Member of the Indiana House of Representatives from the 64th district
- In office November 3, 2004 – November 8, 2006
- Preceded by: John G. Frenz
- Succeeded by: Kreg Battles

Personal details
- Party: Republican
- Spouse: Melissa
- Children: 2
- Alma mater: Indiana State University (BA)
- Occupation: State Representative (64th District, Indiana)

= Troy Woodruff =

American politician

Troy Woodruff was state representative of Indiana's 64th district, which includes parts of Daviess, Knox, Gibson, and Pike counties, from 2004 to 2006. He ran for re-election in 2006 but was defeated by the Democratic Party candidate, high-school teacher Kreg Battles.

==Criticism==
Best-known of Woodruff's contributions was his part in establishing daylight saving time in Indiana. While running for office, the public was told he did not support putting Indiana on daylight saving time. However, after becoming more educated about the subject, Woodruff voted in favor of establishing it in the state. This led to much of the public voting against Woodruff in the 2006 election.

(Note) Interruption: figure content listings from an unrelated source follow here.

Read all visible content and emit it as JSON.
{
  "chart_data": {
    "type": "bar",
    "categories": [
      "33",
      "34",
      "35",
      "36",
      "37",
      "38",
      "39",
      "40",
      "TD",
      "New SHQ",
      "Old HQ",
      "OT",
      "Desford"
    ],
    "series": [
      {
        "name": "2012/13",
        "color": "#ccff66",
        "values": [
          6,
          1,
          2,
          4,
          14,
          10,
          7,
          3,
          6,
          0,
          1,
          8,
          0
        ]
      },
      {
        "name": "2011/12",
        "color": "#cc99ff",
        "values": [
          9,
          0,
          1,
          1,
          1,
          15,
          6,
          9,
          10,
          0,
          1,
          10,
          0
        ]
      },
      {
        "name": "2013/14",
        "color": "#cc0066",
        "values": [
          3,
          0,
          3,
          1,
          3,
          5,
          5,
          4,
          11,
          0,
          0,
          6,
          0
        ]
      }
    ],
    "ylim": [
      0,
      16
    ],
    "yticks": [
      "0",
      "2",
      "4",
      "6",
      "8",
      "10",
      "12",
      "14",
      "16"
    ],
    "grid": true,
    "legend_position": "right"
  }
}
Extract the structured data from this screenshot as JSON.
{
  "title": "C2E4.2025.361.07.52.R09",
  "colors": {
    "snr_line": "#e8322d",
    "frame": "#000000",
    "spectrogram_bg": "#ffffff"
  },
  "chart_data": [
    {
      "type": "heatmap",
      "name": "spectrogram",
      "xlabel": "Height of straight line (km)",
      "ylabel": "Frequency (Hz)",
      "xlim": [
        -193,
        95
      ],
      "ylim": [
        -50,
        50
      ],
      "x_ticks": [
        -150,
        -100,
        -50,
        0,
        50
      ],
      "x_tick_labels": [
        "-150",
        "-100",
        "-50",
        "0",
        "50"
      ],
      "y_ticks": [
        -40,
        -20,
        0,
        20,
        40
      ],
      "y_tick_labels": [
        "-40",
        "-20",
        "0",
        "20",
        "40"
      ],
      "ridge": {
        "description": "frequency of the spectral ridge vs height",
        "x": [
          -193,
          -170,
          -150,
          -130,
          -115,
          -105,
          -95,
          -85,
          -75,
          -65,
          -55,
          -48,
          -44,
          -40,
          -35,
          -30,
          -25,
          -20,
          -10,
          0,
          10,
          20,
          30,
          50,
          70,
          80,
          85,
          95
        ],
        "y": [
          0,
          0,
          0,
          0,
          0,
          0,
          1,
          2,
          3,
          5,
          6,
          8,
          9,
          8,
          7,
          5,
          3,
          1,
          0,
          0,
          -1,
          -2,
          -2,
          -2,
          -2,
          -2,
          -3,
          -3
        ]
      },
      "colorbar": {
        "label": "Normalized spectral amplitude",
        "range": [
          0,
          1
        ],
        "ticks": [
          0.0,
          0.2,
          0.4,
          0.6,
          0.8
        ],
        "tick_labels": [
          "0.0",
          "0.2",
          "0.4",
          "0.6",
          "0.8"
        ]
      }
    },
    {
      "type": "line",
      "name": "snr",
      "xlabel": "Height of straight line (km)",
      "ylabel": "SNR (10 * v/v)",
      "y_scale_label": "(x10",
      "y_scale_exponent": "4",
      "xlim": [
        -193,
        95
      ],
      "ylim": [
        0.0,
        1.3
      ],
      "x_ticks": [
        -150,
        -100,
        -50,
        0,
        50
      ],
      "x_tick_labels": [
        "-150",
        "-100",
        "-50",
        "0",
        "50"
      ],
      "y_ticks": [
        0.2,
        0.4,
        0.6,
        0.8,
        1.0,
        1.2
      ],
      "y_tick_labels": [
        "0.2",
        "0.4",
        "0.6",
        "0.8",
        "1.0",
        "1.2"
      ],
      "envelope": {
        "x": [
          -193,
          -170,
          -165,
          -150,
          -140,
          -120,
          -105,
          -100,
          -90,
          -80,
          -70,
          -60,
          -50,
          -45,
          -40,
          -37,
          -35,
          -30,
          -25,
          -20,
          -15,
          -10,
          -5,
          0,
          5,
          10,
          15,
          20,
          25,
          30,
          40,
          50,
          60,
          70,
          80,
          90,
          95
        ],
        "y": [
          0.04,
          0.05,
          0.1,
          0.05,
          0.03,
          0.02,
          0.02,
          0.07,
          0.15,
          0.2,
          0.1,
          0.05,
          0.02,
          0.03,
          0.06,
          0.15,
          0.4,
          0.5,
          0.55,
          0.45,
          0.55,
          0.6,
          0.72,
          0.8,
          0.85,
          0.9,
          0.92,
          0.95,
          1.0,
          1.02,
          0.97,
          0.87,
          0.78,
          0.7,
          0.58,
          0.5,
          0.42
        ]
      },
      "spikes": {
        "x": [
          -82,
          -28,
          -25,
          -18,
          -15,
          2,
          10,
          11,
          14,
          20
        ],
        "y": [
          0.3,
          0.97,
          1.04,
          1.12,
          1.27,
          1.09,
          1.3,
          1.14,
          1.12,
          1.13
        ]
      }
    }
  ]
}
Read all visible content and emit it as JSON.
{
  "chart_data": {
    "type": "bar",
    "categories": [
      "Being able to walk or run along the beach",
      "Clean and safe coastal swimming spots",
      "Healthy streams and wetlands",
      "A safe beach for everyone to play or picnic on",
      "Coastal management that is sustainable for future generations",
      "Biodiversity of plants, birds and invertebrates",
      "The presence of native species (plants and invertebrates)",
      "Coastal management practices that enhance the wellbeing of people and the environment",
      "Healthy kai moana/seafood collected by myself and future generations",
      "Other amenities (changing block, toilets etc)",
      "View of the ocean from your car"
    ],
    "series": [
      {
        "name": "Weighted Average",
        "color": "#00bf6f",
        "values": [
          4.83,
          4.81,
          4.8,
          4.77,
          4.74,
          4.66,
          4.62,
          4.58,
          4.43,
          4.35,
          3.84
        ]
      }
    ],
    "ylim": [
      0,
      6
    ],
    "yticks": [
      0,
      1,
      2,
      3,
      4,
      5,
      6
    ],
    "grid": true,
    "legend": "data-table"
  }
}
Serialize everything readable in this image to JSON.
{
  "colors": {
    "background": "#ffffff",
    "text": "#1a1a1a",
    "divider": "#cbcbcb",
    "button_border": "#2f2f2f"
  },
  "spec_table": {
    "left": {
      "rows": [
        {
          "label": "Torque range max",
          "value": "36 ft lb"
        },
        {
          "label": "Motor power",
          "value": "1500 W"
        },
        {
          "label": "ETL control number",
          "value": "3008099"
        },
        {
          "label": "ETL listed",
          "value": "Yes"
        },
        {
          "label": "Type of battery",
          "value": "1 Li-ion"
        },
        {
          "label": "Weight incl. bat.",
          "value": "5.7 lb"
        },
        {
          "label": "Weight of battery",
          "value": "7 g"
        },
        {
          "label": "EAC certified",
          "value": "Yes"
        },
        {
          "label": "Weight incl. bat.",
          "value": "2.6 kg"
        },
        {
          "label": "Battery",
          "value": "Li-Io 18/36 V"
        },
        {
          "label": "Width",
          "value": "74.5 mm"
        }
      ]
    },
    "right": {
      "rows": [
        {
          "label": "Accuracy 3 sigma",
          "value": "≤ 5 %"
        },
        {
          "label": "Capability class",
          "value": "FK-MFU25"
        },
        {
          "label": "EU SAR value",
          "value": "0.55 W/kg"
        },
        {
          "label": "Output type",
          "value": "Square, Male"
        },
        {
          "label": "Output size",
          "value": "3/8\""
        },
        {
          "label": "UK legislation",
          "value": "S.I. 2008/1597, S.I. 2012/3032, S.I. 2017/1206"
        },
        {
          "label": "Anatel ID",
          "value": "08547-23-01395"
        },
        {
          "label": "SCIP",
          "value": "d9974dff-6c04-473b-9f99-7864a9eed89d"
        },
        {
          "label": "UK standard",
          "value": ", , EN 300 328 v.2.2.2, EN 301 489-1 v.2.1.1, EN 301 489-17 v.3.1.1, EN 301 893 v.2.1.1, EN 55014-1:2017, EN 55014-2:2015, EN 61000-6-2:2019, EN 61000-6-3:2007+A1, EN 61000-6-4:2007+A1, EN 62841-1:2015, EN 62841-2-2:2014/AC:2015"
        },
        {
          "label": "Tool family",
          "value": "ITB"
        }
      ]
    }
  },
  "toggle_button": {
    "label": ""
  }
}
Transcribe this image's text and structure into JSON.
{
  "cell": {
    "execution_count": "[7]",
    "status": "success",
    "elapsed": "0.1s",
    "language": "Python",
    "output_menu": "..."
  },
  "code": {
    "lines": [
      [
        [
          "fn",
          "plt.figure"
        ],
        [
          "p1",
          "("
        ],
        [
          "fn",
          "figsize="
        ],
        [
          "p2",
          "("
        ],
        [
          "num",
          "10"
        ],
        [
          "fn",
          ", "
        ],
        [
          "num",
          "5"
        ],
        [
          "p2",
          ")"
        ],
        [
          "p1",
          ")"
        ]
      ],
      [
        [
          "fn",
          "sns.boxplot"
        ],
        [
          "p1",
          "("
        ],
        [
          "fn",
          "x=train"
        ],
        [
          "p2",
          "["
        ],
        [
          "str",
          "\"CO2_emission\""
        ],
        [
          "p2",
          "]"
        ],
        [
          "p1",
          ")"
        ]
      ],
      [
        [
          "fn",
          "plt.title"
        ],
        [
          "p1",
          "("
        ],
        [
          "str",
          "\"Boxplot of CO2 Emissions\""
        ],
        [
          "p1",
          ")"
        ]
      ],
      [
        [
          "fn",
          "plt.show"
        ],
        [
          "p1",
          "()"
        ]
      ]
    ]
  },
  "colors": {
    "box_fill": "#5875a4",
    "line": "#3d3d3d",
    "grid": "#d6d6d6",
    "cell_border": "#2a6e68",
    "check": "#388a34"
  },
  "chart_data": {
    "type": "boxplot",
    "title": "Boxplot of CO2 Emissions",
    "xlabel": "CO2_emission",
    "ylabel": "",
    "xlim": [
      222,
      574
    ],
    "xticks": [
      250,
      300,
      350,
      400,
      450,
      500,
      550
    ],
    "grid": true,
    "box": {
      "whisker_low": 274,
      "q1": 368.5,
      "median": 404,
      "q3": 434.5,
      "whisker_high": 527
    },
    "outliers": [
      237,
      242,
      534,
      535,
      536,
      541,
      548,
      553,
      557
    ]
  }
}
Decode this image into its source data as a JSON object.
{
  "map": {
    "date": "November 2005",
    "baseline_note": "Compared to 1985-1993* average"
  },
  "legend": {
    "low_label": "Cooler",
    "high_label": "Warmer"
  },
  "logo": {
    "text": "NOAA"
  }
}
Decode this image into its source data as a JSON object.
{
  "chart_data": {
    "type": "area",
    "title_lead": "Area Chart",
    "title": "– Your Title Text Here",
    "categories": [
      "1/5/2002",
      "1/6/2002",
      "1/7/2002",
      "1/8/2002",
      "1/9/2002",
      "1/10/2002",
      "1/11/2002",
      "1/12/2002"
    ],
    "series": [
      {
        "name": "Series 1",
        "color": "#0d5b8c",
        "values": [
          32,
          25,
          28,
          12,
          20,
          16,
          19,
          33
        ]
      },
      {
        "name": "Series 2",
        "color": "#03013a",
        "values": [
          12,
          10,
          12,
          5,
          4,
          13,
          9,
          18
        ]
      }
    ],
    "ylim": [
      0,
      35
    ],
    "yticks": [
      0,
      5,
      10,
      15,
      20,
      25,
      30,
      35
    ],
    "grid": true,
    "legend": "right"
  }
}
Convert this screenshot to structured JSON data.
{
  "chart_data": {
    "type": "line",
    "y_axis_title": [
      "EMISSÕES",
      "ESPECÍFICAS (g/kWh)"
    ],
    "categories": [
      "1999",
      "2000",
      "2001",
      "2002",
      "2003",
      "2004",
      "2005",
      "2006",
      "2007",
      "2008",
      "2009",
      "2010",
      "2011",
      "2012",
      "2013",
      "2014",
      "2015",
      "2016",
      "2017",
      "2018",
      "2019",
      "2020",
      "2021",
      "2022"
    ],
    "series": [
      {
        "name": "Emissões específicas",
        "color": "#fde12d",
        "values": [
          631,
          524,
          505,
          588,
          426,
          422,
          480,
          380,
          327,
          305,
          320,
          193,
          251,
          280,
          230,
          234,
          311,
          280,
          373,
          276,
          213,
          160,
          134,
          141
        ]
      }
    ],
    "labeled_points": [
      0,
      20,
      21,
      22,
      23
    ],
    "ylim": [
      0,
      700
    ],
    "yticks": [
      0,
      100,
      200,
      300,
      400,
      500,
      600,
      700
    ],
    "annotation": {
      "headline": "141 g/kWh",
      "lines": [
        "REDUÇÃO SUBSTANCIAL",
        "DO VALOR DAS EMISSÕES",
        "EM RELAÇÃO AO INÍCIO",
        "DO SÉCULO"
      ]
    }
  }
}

Less-known issues that Woodruff pursued included allowing home school students to play sports for public schools. He worked closely with homeschool students to pass legislation legalizing their involvement in public school sports.

==Involvements==
Woodruff worked for several organizations and politicians, including Indiana Right to Life, U.S. Representative John Hostettler, and Indiana Governor Mitch Daniels. He was appointed chief of staff to the Indiana Department of Transportation in May 2012. He resigned in July 2014.

==Support==
In his elections, Woodruff was supported by Governor Mitch Daniels' campaign staff as well as local homeschool students. Troy stayed on good terms with homeschool students from Vincennes, Indiana and many of them helped with his campaigns. He was assisted in the 2006 election by a two-week homeschool student project. Among the participants were homeschool students from Illinois, Indiana, Kentucky, and Ohio.